THE MAJOR Rembrandt etchings show closing Sunday at the Chrysler Museum of Art has a tasty accompaniment: 20th century prints from the collection of David and Susan Goode of Norfolk.

The show of 20 prints features big-name artists not primarily known as printmakers. Andy Warhol, Edward Hopper, Robert Motherwell, Alex Katz, Roy Lichtenstein, Elizabeth Catlett, Jasper Johns and David Hockney are among those included.

The works are installed in one room adjacent to the museum's permanent galleries of art from that era. The show was selected by Brooks Johnson, curator of photography and 21st century art.

The Goodes began buying prints as a young couple and are still adding to their 100-plus collection, Johnson said. The first print they purchased is on display - Will Barnett's 1971 "The Young Couple," made using the aquatint technique, which creates tone. In the image, the woman's eyes convey warmth and optimism while the man looks pensive, his left arm protectively around her.

That print, both in terms of technique and image, looks simple next to many others. Neil Welliver cut 27 woodblocks to make "Stump." Made in 2000, the show's most recent work details a tree stump in the Maine woods, suggesting all the branches, leaves, ferns, moss and trees that make up such a closely observed slice of nature. The image gyrates with life force.

A Romare Bearden lithograph from 1976 pairs a vivid, colorful scene of the artist's one-time home on the island of St.
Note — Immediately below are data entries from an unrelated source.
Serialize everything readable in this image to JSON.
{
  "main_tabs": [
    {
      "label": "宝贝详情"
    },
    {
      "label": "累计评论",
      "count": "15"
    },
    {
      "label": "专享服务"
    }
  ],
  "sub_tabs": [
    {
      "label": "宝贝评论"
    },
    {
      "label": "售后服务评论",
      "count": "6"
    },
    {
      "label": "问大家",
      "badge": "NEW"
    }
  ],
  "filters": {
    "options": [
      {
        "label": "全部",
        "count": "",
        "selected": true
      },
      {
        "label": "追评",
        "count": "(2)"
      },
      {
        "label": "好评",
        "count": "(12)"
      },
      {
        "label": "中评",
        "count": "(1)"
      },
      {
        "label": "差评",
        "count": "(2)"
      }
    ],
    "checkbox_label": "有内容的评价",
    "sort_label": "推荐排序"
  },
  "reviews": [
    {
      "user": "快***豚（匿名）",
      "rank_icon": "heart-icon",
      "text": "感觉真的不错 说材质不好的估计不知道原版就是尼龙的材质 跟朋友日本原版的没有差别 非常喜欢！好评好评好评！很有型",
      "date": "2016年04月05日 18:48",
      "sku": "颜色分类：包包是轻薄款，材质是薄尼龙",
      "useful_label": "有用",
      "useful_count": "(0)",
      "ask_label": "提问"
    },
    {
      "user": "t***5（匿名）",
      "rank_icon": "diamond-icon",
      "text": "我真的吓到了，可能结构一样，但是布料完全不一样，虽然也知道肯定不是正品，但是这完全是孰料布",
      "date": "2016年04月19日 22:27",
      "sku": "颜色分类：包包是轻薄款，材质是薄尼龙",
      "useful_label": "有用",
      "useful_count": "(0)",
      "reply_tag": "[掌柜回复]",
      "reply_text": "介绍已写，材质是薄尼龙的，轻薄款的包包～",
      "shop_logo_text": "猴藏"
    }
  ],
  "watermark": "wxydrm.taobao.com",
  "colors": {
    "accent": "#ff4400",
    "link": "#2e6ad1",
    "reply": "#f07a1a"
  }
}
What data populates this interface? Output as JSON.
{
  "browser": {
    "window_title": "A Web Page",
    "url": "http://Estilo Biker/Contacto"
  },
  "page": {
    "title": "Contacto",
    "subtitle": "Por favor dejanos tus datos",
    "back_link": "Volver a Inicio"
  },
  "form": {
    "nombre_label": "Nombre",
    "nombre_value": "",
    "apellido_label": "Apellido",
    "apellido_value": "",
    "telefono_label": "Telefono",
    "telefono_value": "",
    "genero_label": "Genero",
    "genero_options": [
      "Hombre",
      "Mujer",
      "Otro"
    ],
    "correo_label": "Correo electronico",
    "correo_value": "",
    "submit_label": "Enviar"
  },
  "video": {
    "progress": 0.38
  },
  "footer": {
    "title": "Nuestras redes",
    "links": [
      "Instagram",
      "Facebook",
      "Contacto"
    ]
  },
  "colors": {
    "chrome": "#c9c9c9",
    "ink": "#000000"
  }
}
Martin with pale-gray images that represent his fading memories of the North Carolina farm where he grew up.

Numerous styles and print methods are featured, from an Andy Warhol Pop-style screen print to a technically amazing, three-dimensional, abstract print by Frank Stella that mixes intaglio, etching and collage.

Train imagery is featured here and there - not surprising, since David Goode is the retired chairman and chief executive officer of Norfolk Southern Corp. A 1923 Hopper etching, "The Locomotive," shows two railroad workers dwarfed by a steam engine. In the Bearden, a train passes in the distance.

Lichtenstein's Pop art-style "Industry and the Arts II" of 1969 pairs the two worlds of the title in an effective way. A squarish image is diagonally split, like two halves of a whole. At the center is a circle that is a cog on the industry side, and a flower on the arts side.

After the show closes here, it will travel to the Arthur Ross Gallery at the University of Pennsylvania in Philadelphia.

The Goodes have been involved with the Chrysler Museum since they became members in 1991. Susan Goode served on the board of trustees from 1994 to 2002. David Goode is a trustee.

Last week the Goodes were named among 10 recipients of the Governor's Awards for the Arts 2008. They will be honored in Richmond on Sept. 17.